La fureur de Javal déconcerta Lucie. Toute joyeuse, frémissante encore de dévouement, elle avait apporté les trois mille francs, salaire de son abjection « sublime ». Elle comptait sur une explosion de reconnaissance, mêlée de désespoir. Elle entendait déjà l’accent apitoyé de Pierre : « Pauvre petite, c’est admirable, tu es mon ange gardien. » Ne le sauvait-elle pas d’une mort certaine ?

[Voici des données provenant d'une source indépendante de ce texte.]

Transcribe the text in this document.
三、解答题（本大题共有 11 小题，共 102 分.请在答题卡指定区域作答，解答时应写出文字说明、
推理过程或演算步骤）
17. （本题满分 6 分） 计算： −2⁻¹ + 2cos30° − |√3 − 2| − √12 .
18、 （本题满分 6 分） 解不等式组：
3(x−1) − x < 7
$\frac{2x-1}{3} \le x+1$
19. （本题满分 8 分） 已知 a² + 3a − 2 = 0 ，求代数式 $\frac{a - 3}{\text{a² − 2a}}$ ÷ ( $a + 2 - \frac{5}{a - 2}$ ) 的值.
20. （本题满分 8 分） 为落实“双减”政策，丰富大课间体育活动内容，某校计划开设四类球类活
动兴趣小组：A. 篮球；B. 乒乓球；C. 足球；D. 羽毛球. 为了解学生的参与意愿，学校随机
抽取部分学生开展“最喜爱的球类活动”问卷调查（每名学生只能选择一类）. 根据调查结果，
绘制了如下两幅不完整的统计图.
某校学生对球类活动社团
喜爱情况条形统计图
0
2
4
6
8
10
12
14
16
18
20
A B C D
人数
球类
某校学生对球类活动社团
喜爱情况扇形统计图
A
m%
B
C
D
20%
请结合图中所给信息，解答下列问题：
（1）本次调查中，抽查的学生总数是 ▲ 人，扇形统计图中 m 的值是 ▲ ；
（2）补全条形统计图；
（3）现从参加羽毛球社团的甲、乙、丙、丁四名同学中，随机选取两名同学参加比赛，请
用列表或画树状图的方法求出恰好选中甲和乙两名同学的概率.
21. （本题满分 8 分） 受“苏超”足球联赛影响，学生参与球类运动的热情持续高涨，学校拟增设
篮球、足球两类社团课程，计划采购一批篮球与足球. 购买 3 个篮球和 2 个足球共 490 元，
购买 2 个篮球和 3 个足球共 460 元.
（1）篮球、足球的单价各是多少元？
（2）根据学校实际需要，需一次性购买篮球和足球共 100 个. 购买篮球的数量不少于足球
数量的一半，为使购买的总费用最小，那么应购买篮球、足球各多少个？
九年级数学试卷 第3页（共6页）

Il l’agonit d’insultes dont plusieurs froissèrent à bon droit Lucie. Une principalement la mit hors d’elle. Elle leva la main.

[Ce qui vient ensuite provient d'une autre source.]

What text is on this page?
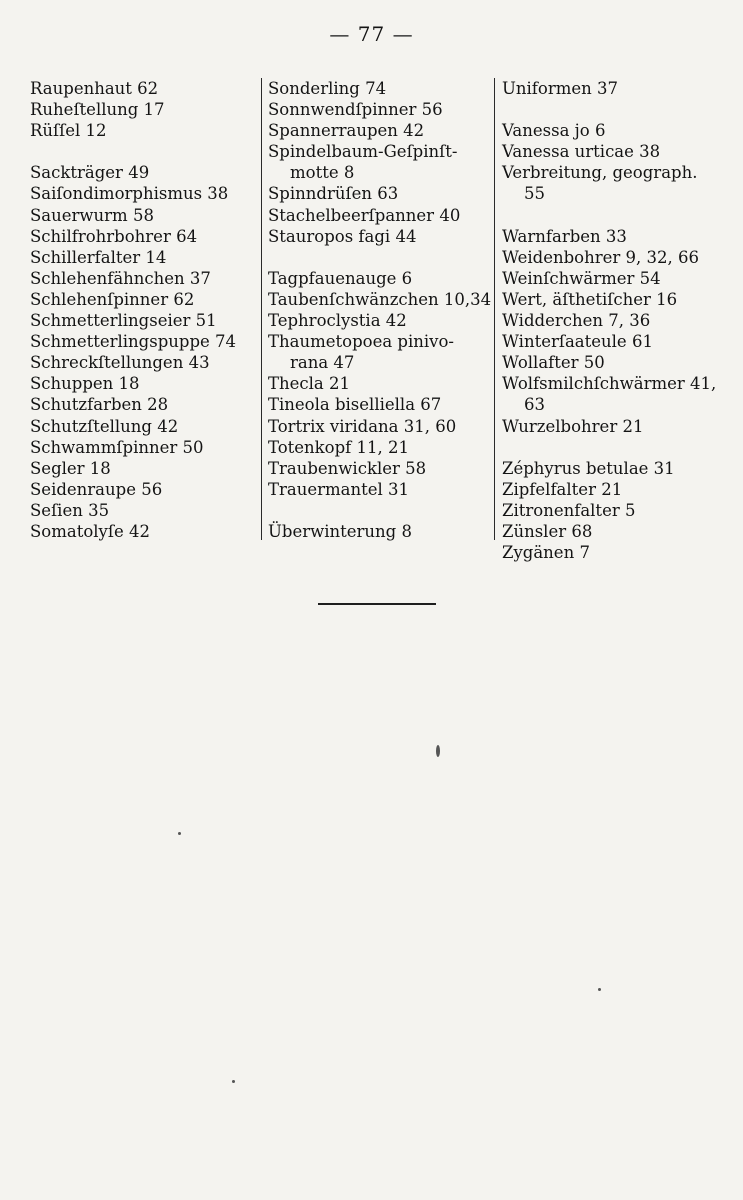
— 77 —
Raupenhaut 62
Ruheſtellung 17
Rüſſel 12
Sackträger 49
Saiſondimorphismus 38
Sauerwurm 58
Schilfrohrbohrer 64
Schillerfalter 14
Schlehenfähnchen 37
Schlehenſpinner 62
Schmetterlingseier 51
Schmetterlingspuppe 74
Schreckſtellungen 43
Schuppen 18
Schutzfarben 28
Schutzſtellung 42
Schwammſpinner 50
Segler 18
Seidenraupe 56
Seſien 35
Somatolyſe 42
Sonderling 74
Sonnwendſpinner 56
Spannerraupen 42
Spindelbaum-Geſpinſt-
motte 8
Spinndrüſen 63
Stachelbeerſpanner 40
Stauropos fagi 44
Tagpfauenauge 6
Taubenſchwänzchen 10,34
Tephroclystia 42
Thaumetopoea pinivo-
rana 47
Thecla 21
Tineola biselliella 67
Tortrix viridana 31, 60
Totenkopf 11, 21
Traubenwickler 58
Trauermantel 31
Überwinterung 8
Uniformen 37
Vanessa jo 6
Vanessa urticae 38
Verbreitung, geograph.
55
Warnfarben 33
Weidenbohrer 9, 32, 66
Weinſchwärmer 54
Wert, äſthetiſcher 16
Widderchen 7, 36
Winterſaateule 61
Wollafter 50
Wolfsmilchſchwärmer 41,
63
Wurzelbohrer 21
Zéphyrus betulae 31
Zipfelfalter 21
Zitronenfalter 5
Zünsler 68
Zygänen 7
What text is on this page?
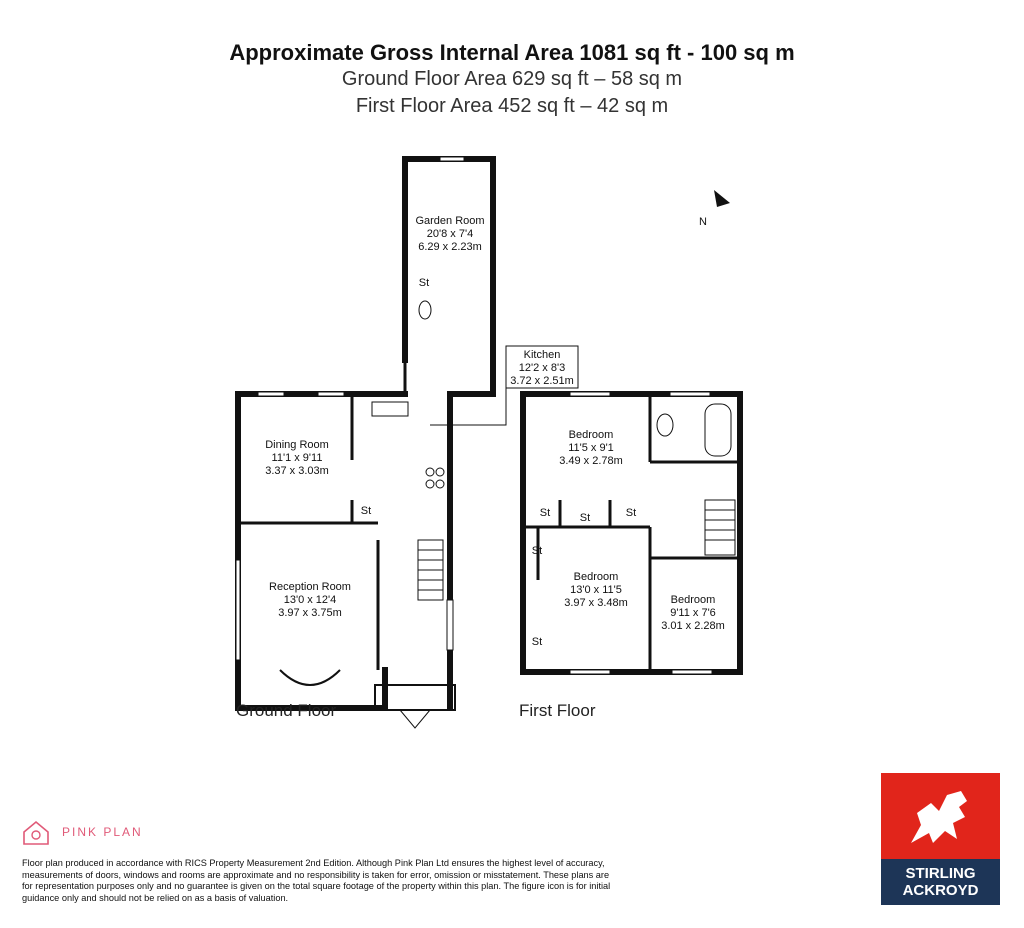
Approximate Gross Internal Area 1081 sq ft - 100 sq m
Ground Floor Area 629 sq ft – 58 sq m
First Floor Area 452 sq ft – 42 sq m
N
Garden Room
20'8 x 7'4
6.29 x 2.23m
St
Kitchen
12'2 x 8'3
3.72 x 2.51m
Dining Room
11'1 x 9'11
3.37 x 3.03m
St
Reception Room
13'0 x 12'4
3.97 x 3.75m
Bedroom
11'5 x 9'1
3.49 x 2.78m
Bedroom
13'0 x 11'5
3.97 x 3.48m	Bedroom
9'11 x 7'6
3.01 x 2.28m
St	St	St
St
St
Ground Floor	First Floor
PINK PLAN
Floor plan produced in accordance with RICS Property Measurement 2nd Edition. Although Pink Plan Ltd ensures the highest level of accuracy, measurements of doors, windows and rooms are approximate and no responsibility is taken for error, omission or misstatement. These plans are for representation purposes only and no guarantee is given on the total square footage of the property within this plan. The figure icon is for initial guidance only and should not be relied on as a basis of valuation.
STIRLING
ACKROYD
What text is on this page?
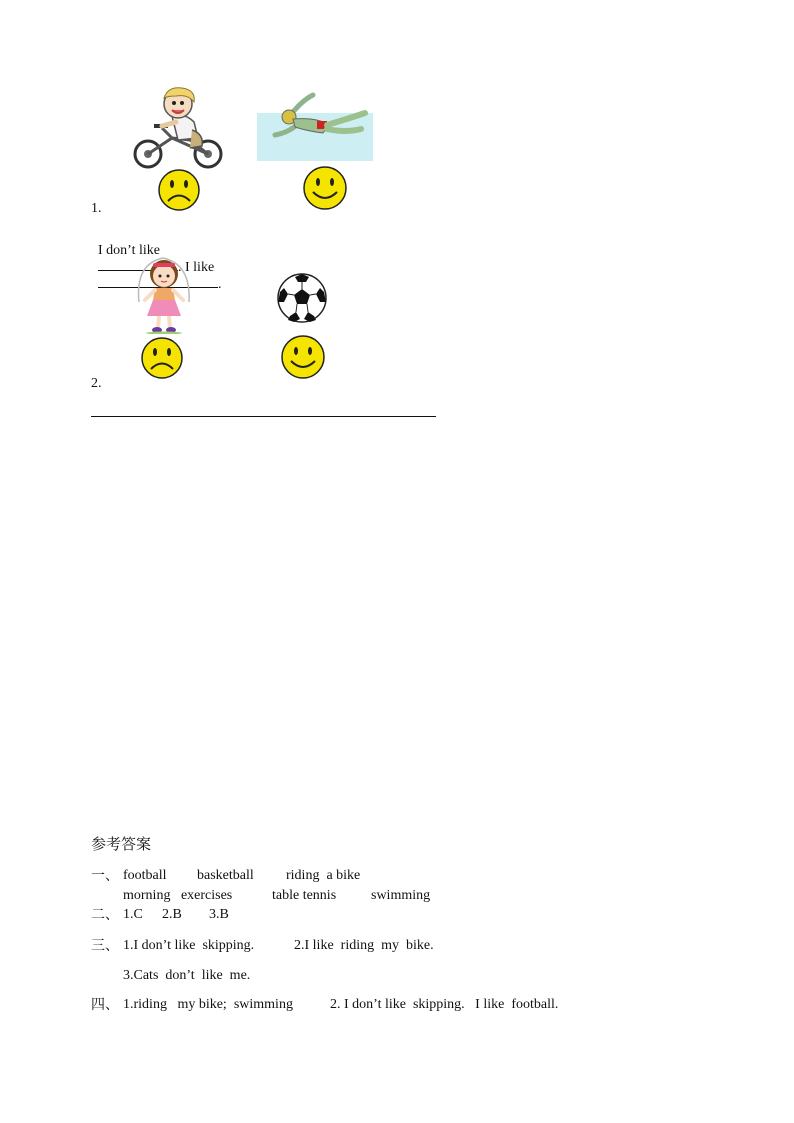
1.

I don’t like
. I like
.

2.
参考答案
一、 football basketball riding  a bike
morning   exercises	table tennis swimming
二、 1.C 2.B 3.B
三、 1.I don’t like  skipping.	2.I like  riding  my  bike.
3.Cats  don’t  like  me.
四、 1.riding   my bike;  swimming	2. I don’t like  skipping.   I like  football.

— Répète-le, ose le répéter !

Il répéta :

— Sale ordure !

Elle le giffla. Une bataille s’ensuivit. Elle lui en voulut moins de sa brutalité que de sa bêtise. Il n’entrevoyait donc pas la charité divine de cette trahison. La faute de sa maîtresse l’honorait, lui, plus qu’une fidélité banale. La vénération qu’elle lui consacrait diminua.

Pourtant elle accepta de M. Lesire d’autres rendez-vous grassement rétribués. Javal en profitait sans la remercier. Elle ne s’en offusquait plus. Le renoncement trouve sa rémunération en lui-même. Appréciée ou non, elle persévérerait dans ses devoirs d’amante. Mais, de plus en plus, Javal perdait de son prestige : il ne comprenait pas.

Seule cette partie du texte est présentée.